More prisons likely on the way (Nov 22)

By Chuck Doud
The Madera Tribune

A trial is under way in San Francisco that could result in an order to release as many as a third of California’s 156,000 prison inmates due to poor prison health care.

The prison health care system already is in receivership, with demands for $8 billion from the state’s General Fund to be spent now and on future prison health care facilities.

The prison system is designed to house about 100,000 inmates, but has 156,000 crammed in, with more going behind bars all the time.

The Legislature and the citizenry may have a big choice in the not too distant future as a result of these numbers: Either build more prisons and equip them with adequate health care facilities, or forget determinant sentencing and let crooks descend on local communities, where they will strain parole and probation systems, not to mention local jails, where many are likely to wind up.

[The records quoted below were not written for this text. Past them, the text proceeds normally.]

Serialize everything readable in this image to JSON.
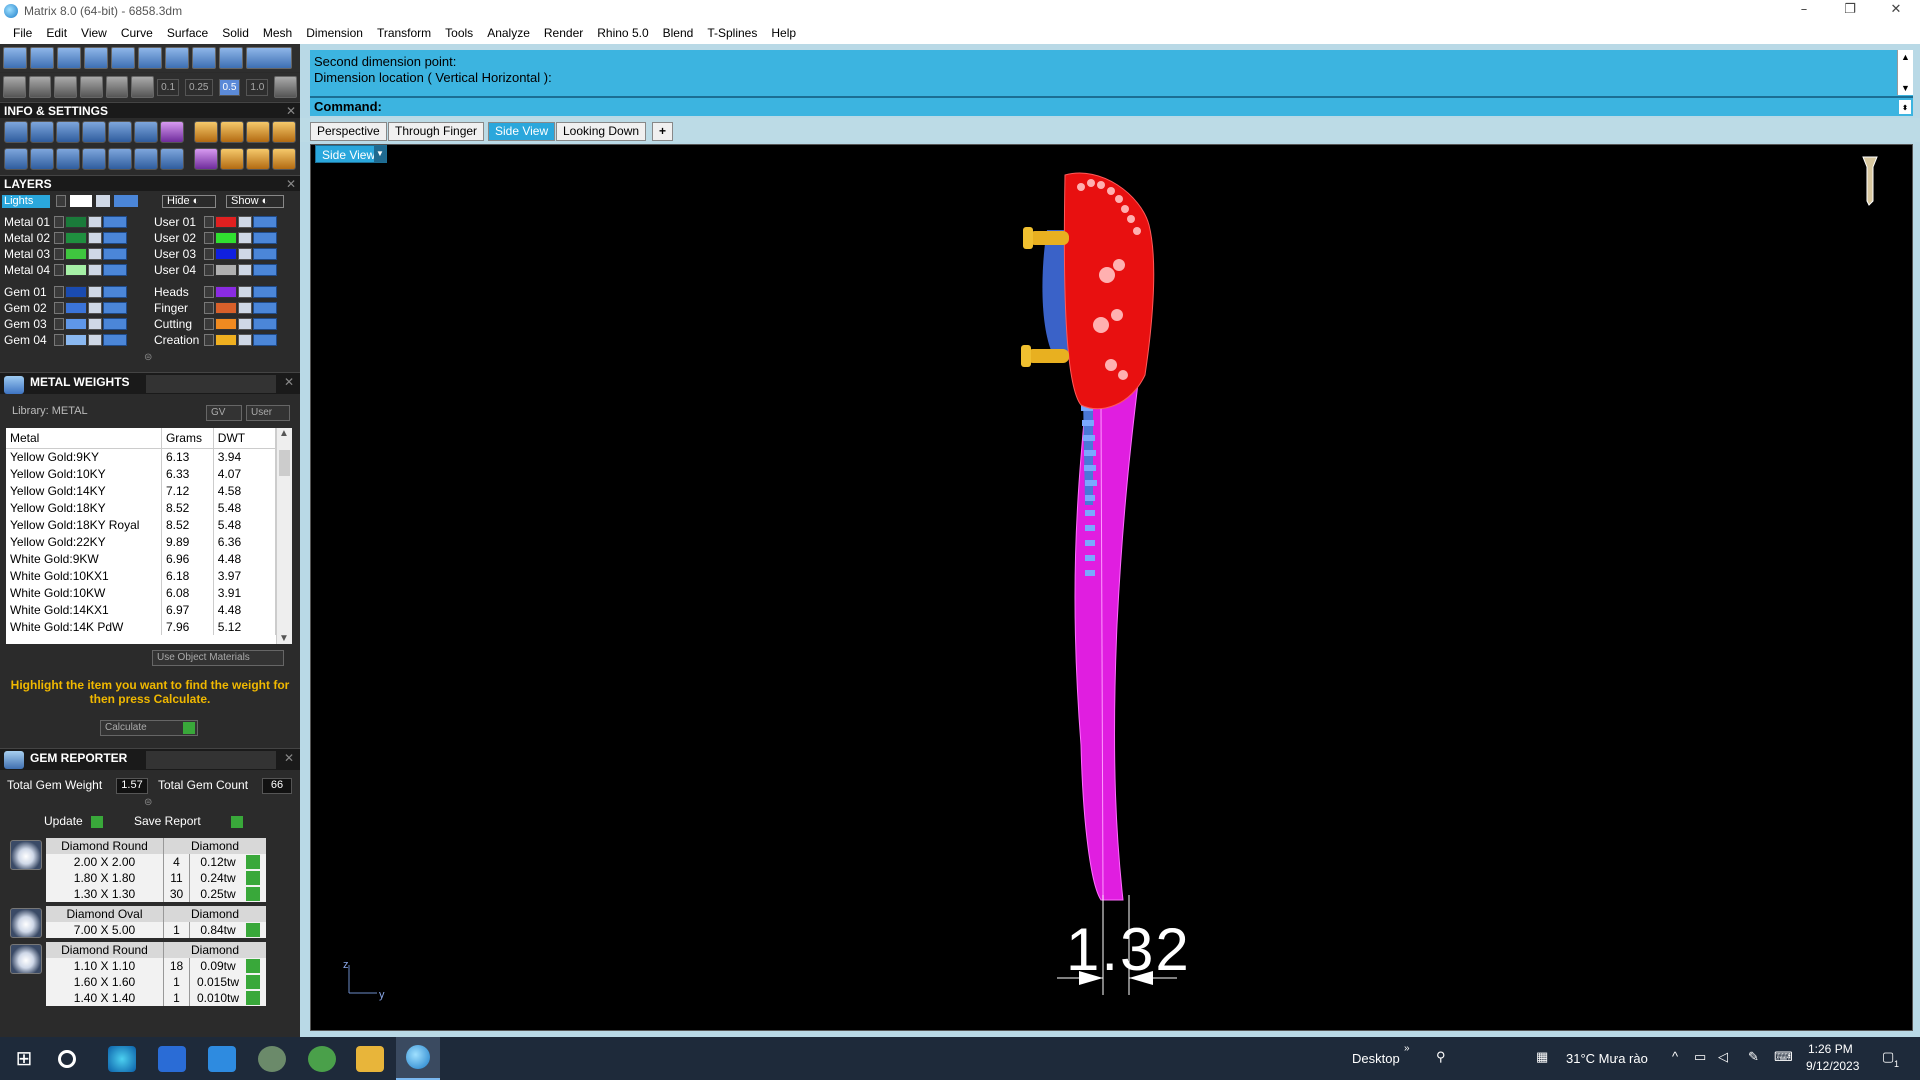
{
  "window": {
    "title": "Matrix 8.0 (64-bit) - 6858.3dm"
  },
  "menu": [
    "File",
    "Edit",
    "View",
    "Curve",
    "Surface",
    "Solid",
    "Mesh",
    "Dimension",
    "Transform",
    "Tools",
    "Analyze",
    "Render",
    "Rhino 5.0",
    "Blend",
    "T-Splines",
    "Help"
  ],
  "toolbar": {
    "snap_values": [
      "0.1",
      "0.25",
      "0.5",
      "1.0"
    ],
    "active_snap": "0.5"
  },
  "info_settings": {
    "title": "INFO & SETTINGS"
  },
  "layers": {
    "title": "LAYERS",
    "lights_label": "Lights",
    "hide_label": "Hide",
    "show_label": "Show",
    "left": [
      {
        "name": "Metal 01",
        "color": "#1a7a3a"
      },
      {
        "name": "Metal 02",
        "color": "#1f8f3f"
      },
      {
        "name": "Metal 03",
        "color": "#3fc63f"
      },
      {
        "name": "Metal 04",
        "color": "#a6f0a6"
      },
      {
        "name": "Gem 01",
        "color": "#1a4bb0"
      },
      {
        "name": "Gem 02",
        "color": "#3b74d8"
      },
      {
        "name": "Gem 03",
        "color": "#5f97e8"
      },
      {
        "name": "Gem 04",
        "color": "#8ab8f0"
      }
    ],
    "right": [
      {
        "name": "User 01",
        "color": "#e02020"
      },
      {
        "name": "User 02",
        "color": "#30e030"
      },
      {
        "name": "User 03",
        "color": "#1020e0"
      },
      {
        "name": "User 04",
        "color": "#b0b0b0"
      },
      {
        "name": "Heads",
        "color": "#8a2be2"
      },
      {
        "name": "Finger",
        "color": "#d8602a"
      },
      {
        "name": "Cutting",
        "color": "#f08a20"
      },
      {
        "name": "Creation",
        "color": "#f0b020"
      }
    ]
  },
  "metal_weights": {
    "title": "METAL WEIGHTS",
    "library_label": "Library: METAL",
    "toggle_gv": "GV",
    "toggle_user": "User",
    "columns": [
      "Metal",
      "Grams",
      "DWT"
    ],
    "rows": [
      [
        "Yellow Gold:9KY",
        "6.13",
        "3.94"
      ],
      [
        "Yellow Gold:10KY",
        "6.33",
        "4.07"
      ],
      [
        "Yellow Gold:14KY",
        "7.12",
        "4.58"
      ],
      [
        "Yellow Gold:18KY",
        "8.52",
        "5.48"
      ],
      [
        "Yellow Gold:18KY Royal",
        "8.52",
        "5.48"
      ],
      [
        "Yellow Gold:22KY",
        "9.89",
        "6.36"
      ],
      [
        "White Gold:9KW",
        "6.96",
        "4.48"
      ],
      [
        "White Gold:10KX1",
        "6.18",
        "3.97"
      ],
      [
        "White Gold:10KW",
        "6.08",
        "3.91"
      ],
      [
        "White Gold:14KX1",
        "6.97",
        "4.48"
      ],
      [
        "White Gold:14K PdW",
        "7.96",
        "5.12"
      ]
    ],
    "use_object_materials": "Use Object Materials",
    "hint": "Highlight the item you want to find the weight for then press Calculate.",
    "calculate": "Calculate"
  },
  "gem_reporter": {
    "title": "GEM REPORTER",
    "total_weight_label": "Total Gem Weight",
    "total_weight": "1.57",
    "total_count_label": "Total Gem Count",
    "total_count": "66",
    "update": "Update",
    "save_report": "Save Report",
    "groups": [
      {
        "shape": "Diamond Round",
        "material": "Diamond",
        "rows": [
          [
            "2.00 X 2.00",
            "4",
            "0.12tw"
          ],
          [
            "1.80 X 1.80",
            "11",
            "0.24tw"
          ],
          [
            "1.30 X 1.30",
            "30",
            "0.25tw"
          ]
        ]
      },
      {
        "shape": "Diamond Oval",
        "material": "Diamond",
        "rows": [
          [
            "7.00 X 5.00",
            "1",
            "0.84tw"
          ]
        ]
      },
      {
        "shape": "Diamond Round",
        "material": "Diamond",
        "rows": [
          [
            "1.10 X 1.10",
            "18",
            "0.09tw"
          ],
          [
            "1.60 X 1.60",
            "1",
            "0.015tw"
          ],
          [
            "1.40 X 1.40",
            "1",
            "0.010tw"
          ]
        ]
      }
    ]
  },
  "command": {
    "line1": "Second dimension point:",
    "line2": "Dimension location ( Vertical  Horizontal ):",
    "prompt": "Command:"
  },
  "viewtabs": [
    "Perspective",
    "Through Finger",
    "Side View",
    "Looking Down"
  ],
  "active_view": "Side View",
  "viewport": {
    "label": "Side View",
    "dimension_value": "1.32",
    "axis_z": "z",
    "axis_y": "y"
  },
  "taskbar": {
    "desktop": "Desktop",
    "weather": "31°C  Mưa rào",
    "time": "1:26 PM",
    "date": "9/12/2023",
    "notif_count": "1"
  }
}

The citizens and legislatures of many states, including California, made decisions in the 1980s and ’90s to get more criminals off the streets longer by mandating minimum sentences for certain types of crimes. Statistics showed that keeping criminals behind bars would lower crime rates, and that has proven true in many cases.

But the citizens forgot one thing: It is easy to say crooks should spend more time behind bars, but you have to have the prison space to make it happen.

That has been the problem from the get-go. Even though California has built many new prisons in the recent past, they haven’t been enough. We have 33 prisons now, but we need about 50, and building those extra 17 prisons will be a huge undertaking.

Get used to the idea, and get ready to pay.